Top Review by SibeTracker
I have been meaning to rate this ever since I tried it - shortly after Peggy Lynn posted it. "Ditto" to everything Susie said and THEN some. I think I've made it 4 times now - not just for us, but also to welcome some new neighbors. They said they would have moved here sooner if they had known about the Pumpkin Praline Cake. :) So full-bodied, so rich, and different textures to enjoy. It does not taste like a mix is used at all. Reminiscent of sticky buns, pecan pie, and pumpkin pie - all enjoyed at once. Thank you, Peggy!!!
For the Filling
- 1⁄2 cup chopped pecans
- 1⁄3 cup dark brown sugar
- 1⁄3 cup softened butter
For The Cake
- 1 (18 ounce) box yellow cake mix
- 1 cup pumpkin
- 1⁄2 cup oil
- 3⁄4 cup light brown sugar
- 1⁄4 cup water
- 2 teaspoons pumpkin pie spice
- 4 eggs
Directions See How It's Made
- Mix the filling ingredients together and chill.
- Preheat the oven to 350 degrees.
- Grease and flour a Bundt pan.
- Beat the cake ingredients together for four minutes.

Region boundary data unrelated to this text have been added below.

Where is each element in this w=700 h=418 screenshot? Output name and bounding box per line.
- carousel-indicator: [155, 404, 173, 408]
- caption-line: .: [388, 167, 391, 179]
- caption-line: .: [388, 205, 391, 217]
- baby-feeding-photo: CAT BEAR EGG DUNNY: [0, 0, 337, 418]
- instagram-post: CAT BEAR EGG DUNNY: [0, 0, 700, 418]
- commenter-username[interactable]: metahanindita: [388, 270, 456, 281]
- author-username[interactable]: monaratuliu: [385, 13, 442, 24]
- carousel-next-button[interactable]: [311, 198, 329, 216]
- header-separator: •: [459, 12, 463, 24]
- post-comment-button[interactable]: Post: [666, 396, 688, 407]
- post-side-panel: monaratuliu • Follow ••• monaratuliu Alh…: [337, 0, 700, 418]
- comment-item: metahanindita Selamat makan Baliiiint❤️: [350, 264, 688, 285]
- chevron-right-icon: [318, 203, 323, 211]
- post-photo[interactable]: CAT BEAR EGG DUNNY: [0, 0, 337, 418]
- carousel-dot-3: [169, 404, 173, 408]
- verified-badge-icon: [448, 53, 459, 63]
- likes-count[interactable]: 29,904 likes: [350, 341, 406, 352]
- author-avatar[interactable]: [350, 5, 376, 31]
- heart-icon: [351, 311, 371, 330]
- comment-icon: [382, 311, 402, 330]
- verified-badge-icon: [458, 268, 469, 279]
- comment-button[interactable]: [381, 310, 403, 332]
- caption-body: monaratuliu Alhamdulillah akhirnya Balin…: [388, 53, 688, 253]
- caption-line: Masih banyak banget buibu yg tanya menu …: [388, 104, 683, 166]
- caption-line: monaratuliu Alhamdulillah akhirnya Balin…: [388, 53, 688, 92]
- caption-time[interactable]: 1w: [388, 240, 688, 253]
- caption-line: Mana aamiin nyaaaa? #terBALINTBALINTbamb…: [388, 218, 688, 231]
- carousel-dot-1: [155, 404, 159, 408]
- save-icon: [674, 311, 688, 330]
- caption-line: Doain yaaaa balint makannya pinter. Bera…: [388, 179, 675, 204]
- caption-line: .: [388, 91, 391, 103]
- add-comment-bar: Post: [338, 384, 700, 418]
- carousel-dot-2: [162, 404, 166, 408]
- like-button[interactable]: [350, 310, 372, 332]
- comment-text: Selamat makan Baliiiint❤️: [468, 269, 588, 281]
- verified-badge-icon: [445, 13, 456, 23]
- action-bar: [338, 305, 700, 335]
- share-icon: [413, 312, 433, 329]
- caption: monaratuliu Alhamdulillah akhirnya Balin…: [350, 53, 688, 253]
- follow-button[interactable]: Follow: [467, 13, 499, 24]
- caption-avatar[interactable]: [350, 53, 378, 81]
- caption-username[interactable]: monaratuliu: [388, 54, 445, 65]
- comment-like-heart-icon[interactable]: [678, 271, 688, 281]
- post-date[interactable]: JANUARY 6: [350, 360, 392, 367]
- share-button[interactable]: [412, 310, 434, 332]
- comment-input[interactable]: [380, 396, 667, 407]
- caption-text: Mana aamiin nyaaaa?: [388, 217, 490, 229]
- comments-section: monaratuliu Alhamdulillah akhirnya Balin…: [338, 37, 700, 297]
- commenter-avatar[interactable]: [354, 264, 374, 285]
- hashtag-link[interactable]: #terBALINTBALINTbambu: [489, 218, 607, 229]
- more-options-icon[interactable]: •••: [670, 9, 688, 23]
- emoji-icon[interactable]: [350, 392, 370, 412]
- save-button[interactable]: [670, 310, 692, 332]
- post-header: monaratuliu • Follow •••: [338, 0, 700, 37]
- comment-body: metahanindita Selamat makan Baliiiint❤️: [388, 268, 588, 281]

- Pour half of the batter into the pan.
- Roll the chilled filling into a log and place it over the batter, being careful not to let it touch the sides of the pan.
- Cover with the remaining batter.
- Bake for one hour.
- Let the cake cool for 45 minutes to an hour in the pan before inverting it onto a plate.*please note that the time necessary to chill the filling is not included in the prep time*.